The Rhinemaiden scene mentioned above for instance, was charmingly comic, and an inspired interlude before things got extremely serious. Or Siegfried showing a sensitive side to Mime when the wretched dwarf is finally forced to reveal something about the hero’s parents.

Some of the symbols worked well over the course of the dramas, with the Tarnhelm later forming the Gibichung Hall; or Wotan’s Rheingold treaties forming a damning pile in the second act of Die Walkure, then appearing in the insouciant hands of the Wanderer in Siegfried; or a veil with horrible significance in Rheingold reappearing in Hagen’s case in Gotterdammerung. 

My mixed, but generally negative, feelings about the visual side of the production continue with the musical side.
In particular, I disliked the conducting. Antonio Pappano gave us beauty, with occasional intense or even ferocious touches, as with a magnificent Funeral March in the fourth part. But I also found myself unsettled and generally bored with the music, which implies he didn’t grasp its flow. The finale of Siegfried was especially dispiriting, with none of the soaring rhapsody I expected.
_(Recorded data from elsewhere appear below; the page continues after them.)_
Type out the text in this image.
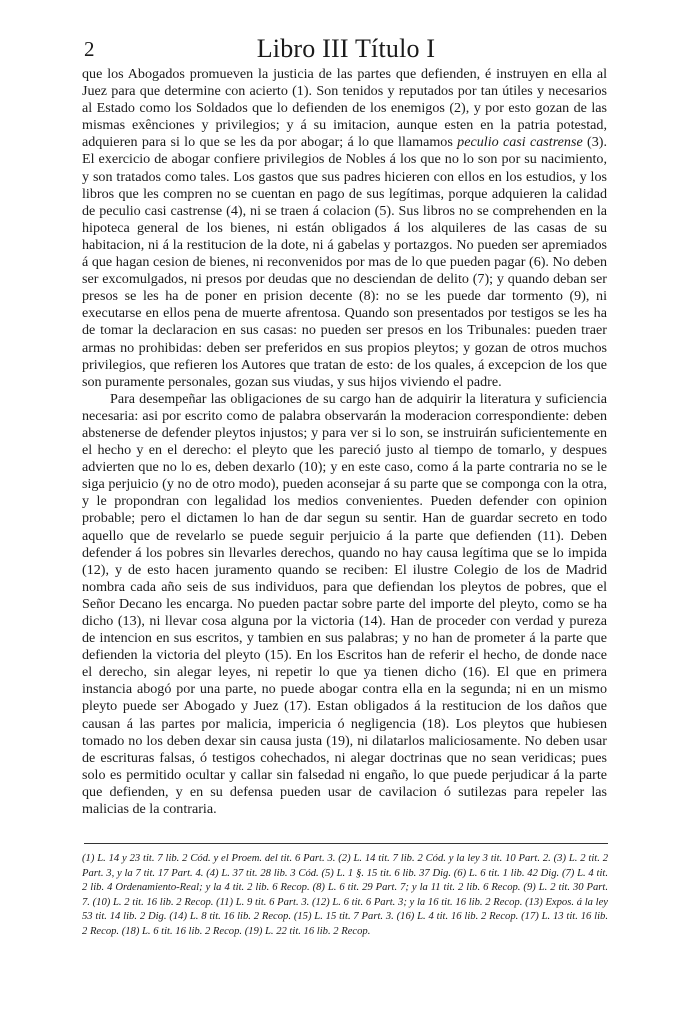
2	Libro III Título I

que los Abogados promueven la justicia de las partes que defienden, é instruyen en ella al Juez para que determine con acierto (1). Son tenidos y reputados por tan útiles y necesarios al Estado como los Soldados que lo defienden de los enemigos (2), y por esto gozan de las mismas exênciones y privilegios; y á su imitacion, aunque esten en la patria potestad, adquieren para si lo que se les da por abogar; á lo que llamamos peculio casi castrense (3). El exercicio de abogar confiere privilegios de Nobles á los que no lo son por su nacimiento, y son tratados como tales. Los gastos que sus padres hicieren con ellos en los estudios, y los libros que les compren no se cuentan en pago de sus legítimas, porque adquieren la calidad de peculio casi castrense (4), ni se traen á colacion (5). Sus libros no se comprehenden en la hipoteca general de los bienes, ni están obligados á los alquileres de las casas de su habitacion, ni á la restitucion de la dote, ni á gabelas y portazgos. No pueden ser apremiados á que hagan cesion de bienes, ni reconvenidos por mas de lo que pueden pagar (6). No deben ser excomulgados, ni presos por deudas que no desciendan de delito (7); y quando deban ser presos se les ha de poner en prision decente (8): no se les puede dar tormento (9), ni executarse en ellos pena de muerte afrentosa. Quando son presentados por testigos se les ha de tomar la declaracion en sus casas: no pueden ser presos en los Tribunales: pueden traer armas no prohibidas: deben ser preferidos en sus propios pleytos; y gozan de otros muchos privilegios, que refieren los Autores que tratan de esto: de los quales, á excepcion de los que son puramente personales, gozan sus viudas, y sus hijos viviendo el padre.

Para desempeñar las obligaciones de su cargo han de adquirir la literatura y suficiencia necesaria: asi por escrito como de palabra observarán la moderacion correspondiente: deben abstenerse de defender pleytos injustos; y para ver si lo son, se instruirán suficientemente en el hecho y en el derecho: el pleyto que les pareció justo al tiempo de tomarlo, y despues advierten que no lo es, deben dexarlo (10); y en este caso, como á la parte contraria no se le siga perjuicio (y no de otro modo), pueden aconsejar á su parte que se componga con la otra, y le propondran con legalidad los medios convenientes. Pueden defender con opinion probable; pero el dictamen lo han de dar segun su sentir. Han de guardar secreto en todo aquello que de revelarlo se puede seguir perjuicio á la parte que defienden (11). Deben defender á los pobres sin llevarles derechos, quando no hay causa legítima que se lo impida (12), y de esto hacen juramento quando se reciben: El ilustre Colegio de los de Madrid nombra cada año seis de sus individuos, para que defiendan los pleytos de pobres, que el Señor Decano les encarga. No pueden pactar sobre parte del importe del pleyto, como se ha dicho (13), ni llevar cosa alguna por la victoria (14). Han de proceder con verdad y pureza de intencion en sus escritos, y tambien en sus palabras; y no han de prometer á la parte que defienden la victoria del pleyto (15). En los Escritos han de referir el hecho, de donde nace el derecho, sin alegar leyes, ni repetir lo que ya tienen dicho (16). El que en primera instancia abogó por una parte, no puede abogar contra ella en la segunda; ni en un mismo pleyto puede ser Abogado y Juez (17). Estan obligados á la restitucion de los daños que causan á las partes por malicia, impericia ó negligencia (18). Los pleytos que hubiesen tomado no los deben dexar sin causa justa (19), ni dilatarlos maliciosamente. No deben usar de escrituras falsas, ó testigos cohechados, ni alegar doctrinas que no sean veridicas; pues solo es permitido ocultar y callar sin falsedad ni engaño, lo que puede perjudicar á la parte que defienden, y en su defensa pueden usar de cavilacion ó sutilezas para repeler las malicias de la contraria.

(1) L. 14 y 23 tit. 7 lib. 2 Cód. y el Proem. del tit. 6 Part. 3. (2) L. 14 tit. 7 lib. 2 Cód. y la ley 3 tit. 10 Part. 2. (3) L. 2 tit. 2 Part. 3, y la 7 tit. 17 Part. 4. (4) L. 37 tit. 28 lib. 3 Cód. (5) L. 1 §. 15 tit. 6 lib. 37 Dig. (6) L. 6 tit. 1 lib. 42 Dig. (7) L. 4 tit. 2 lib. 4 Ordenamiento-Real; y la 4 tit. 2 lib. 6 Recop. (8) L. 6 tit. 29 Part. 7; y la 11 tit. 2 lib. 6 Recop. (9) L. 2 tit. 30 Part. 7. (10) L. 2 tit. 16 lib. 2 Recop. (11) L. 9 tit. 6 Part. 3. (12) L. 6 tit. 6 Part. 3; y la 16 tit. 16 lib. 2 Recop. (13) Expos. á la ley 53 tit. 14 lib. 2 Dig. (14) L. 8 tit. 16 lib. 2 Recop. (15) L. 15 tit. 7 Part. 3. (16) L. 4 tit. 16 lib. 2 Recop. (17) L. 13 tit. 16 lib. 2 Recop. (18) L. 6 tit. 16 lib. 2 Recop. (19) L. 22 tit. 16 lib. 2 Recop.
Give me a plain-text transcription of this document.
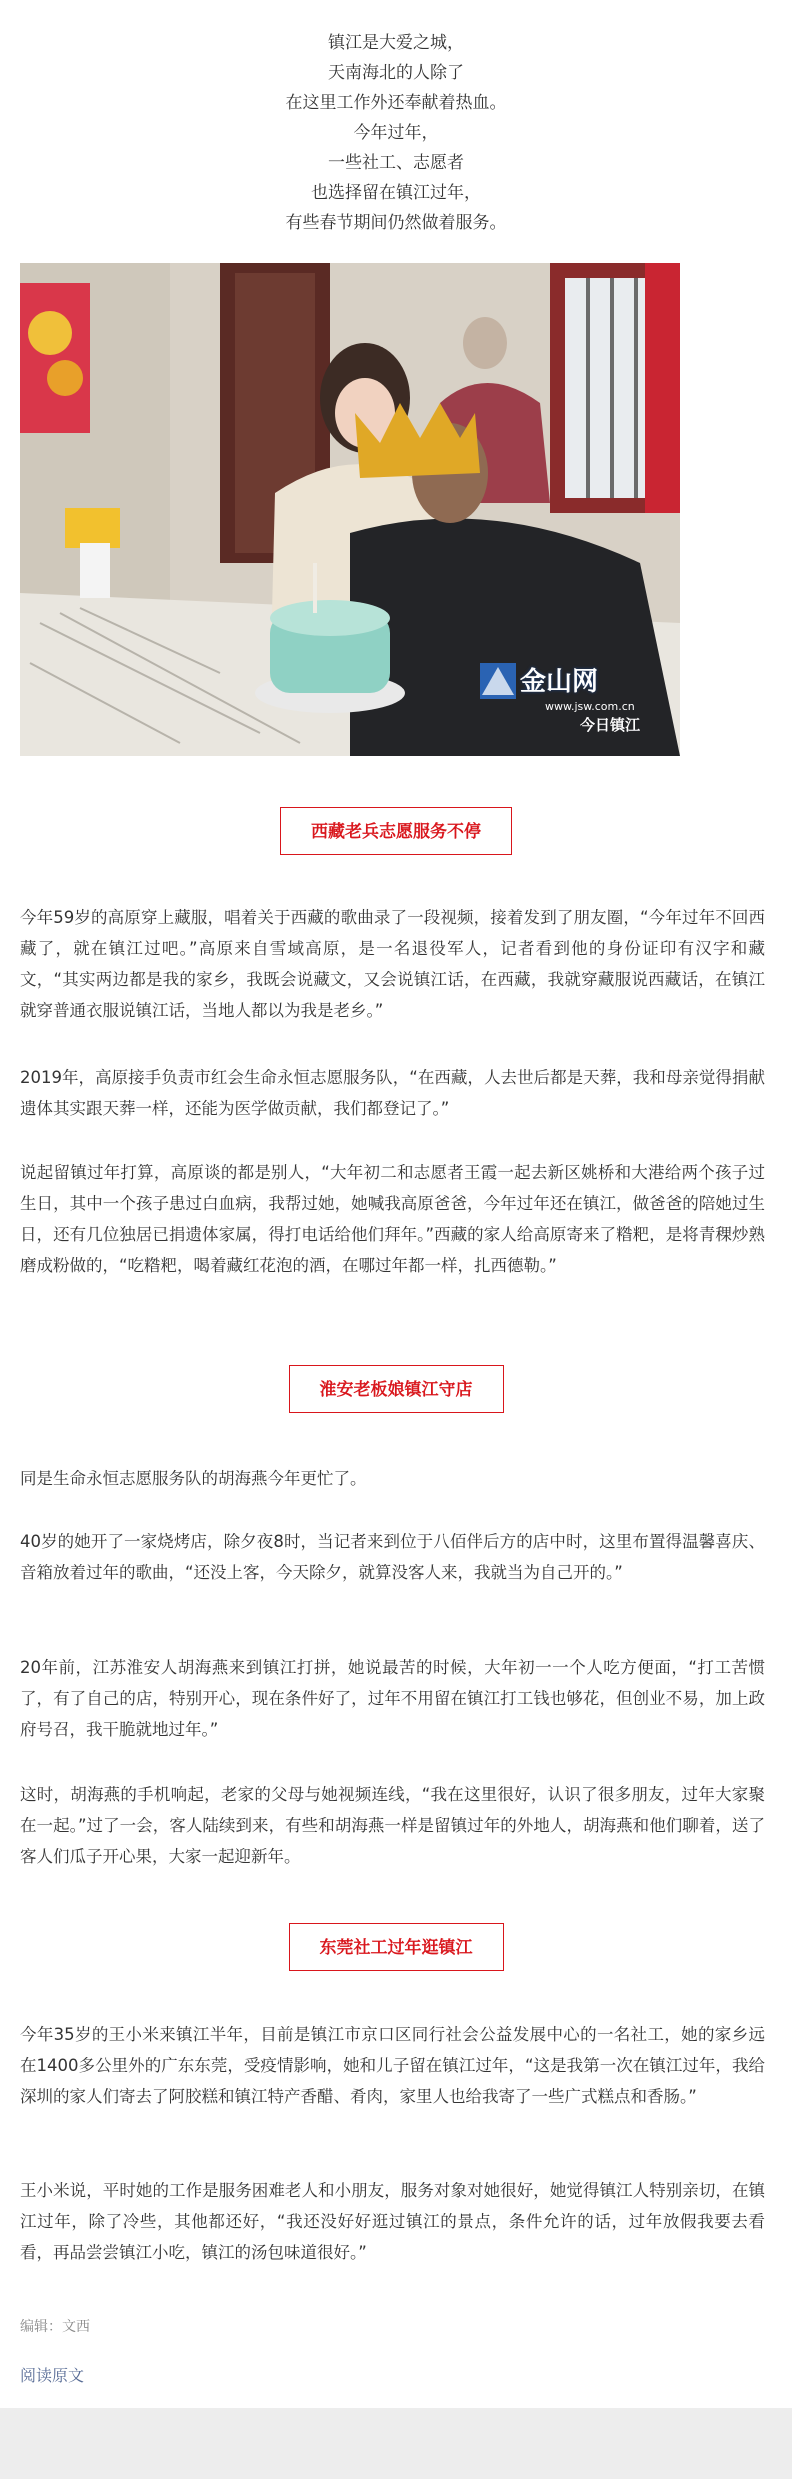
镇江是大爱之城，
天南海北的人除了
在这里工作外还奉献着热血。
今年过年，
一些社工、志愿者
也选择留在镇江过年，
有些春节期间仍然做着服务。
金山网
www.jsw.com.cn
今日镇江
西藏老兵志愿服务不停
今年59岁的高原穿上藏服，唱着关于西藏的歌曲录了一段视频，接着发到了朋友圈，“今年过年不回西藏了，就在镇江过吧。”高原来自雪域高原，是一名退役军人，记者看到他的身份证印有汉字和藏文，“其实两边都是我的家乡，我既会说藏文，又会说镇江话，在西藏，我就穿藏服说西藏话，在镇江就穿普通衣服说镇江话，当地人都以为我是老乡。”
2019年，高原接手负责市红会生命永恒志愿服务队，“在西藏，人去世后都是天葬，我和母亲觉得捐献遗体其实跟天葬一样，还能为医学做贡献，我们都登记了。”
说起留镇过年打算，高原谈的都是别人，“大年初二和志愿者王霞一起去新区姚桥和大港给两个孩子过生日，其中一个孩子患过白血病，我帮过她，她喊我高原爸爸，今年过年还在镇江，做爸爸的陪她过生日，还有几位独居已捐遗体家属，得打电话给他们拜年。”西藏的家人给高原寄来了糌粑，是将青稞炒熟磨成粉做的，“吃糌粑，喝着藏红花泡的酒，在哪过年都一样，扎西德勒。”
淮安老板娘镇江守店
同是生命永恒志愿服务队的胡海燕今年更忙了。
40岁的她开了一家烧烤店，除夕夜8时，当记者来到位于八佰伴后方的店中时，这里布置得温馨喜庆、音箱放着过年的歌曲，“还没上客，今天除夕，就算没客人来，我就当为自己开的。”
20年前，江苏淮安人胡海燕来到镇江打拼，她说最苦的时候，大年初一一个人吃方便面，“打工苦惯了，有了自己的店，特别开心，现在条件好了，过年不用留在镇江打工钱也够花，但创业不易，加上政府号召，我干脆就地过年。”
这时，胡海燕的手机响起，老家的父母与她视频连线，“我在这里很好，认识了很多朋友，过年大家聚在一起。”过了一会，客人陆续到来，有些和胡海燕一样是留镇过年的外地人，胡海燕和他们聊着，送了客人们瓜子开心果，大家一起迎新年。
东莞社工过年逛镇江
今年35岁的王小米来镇江半年，目前是镇江市京口区同行社会公益发展中心的一名社工，她的家乡远在1400多公里外的广东东莞，受疫情影响，她和儿子留在镇江过年，“这是我第一次在镇江过年，我给深圳的家人们寄去了阿胶糕和镇江特产香醋、肴肉，家里人也给我寄了一些广式糕点和香肠。”
王小米说，平时她的工作是服务困难老人和小朋友，服务对象对她很好，她觉得镇江人特别亲切，在镇江过年，除了冷些，其他都还好，“我还没好好逛过镇江的景点，条件允许的话，过年放假我要去看看，再品尝尝镇江小吃，镇江的汤包味道很好。”
编辑：文西
阅读原文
The singers were generally much more consistent, with Susan Bullock an especially radiant and heartfelt human Brunnhilde, though generally not convincing as a goddess in her first act.
Bryn Terfel’s Wotan was memorable, and for reasons consistent with the production, which is not to say I thought it did the character justice: a lot of anger, little beauty or nobility. Volke’s Siegfried was disappointing in his first act, but was clearly saving his voice, as he at least managed to sing all the way through. That this is cause for relief suggests I set the bar very low. I didn’t notice any great beauty or even variety in his voice, and his acting wasn’t a highlight.
Other roles varied from good to excellent, with only the Alberich and the Gunther not meeting the highest standards.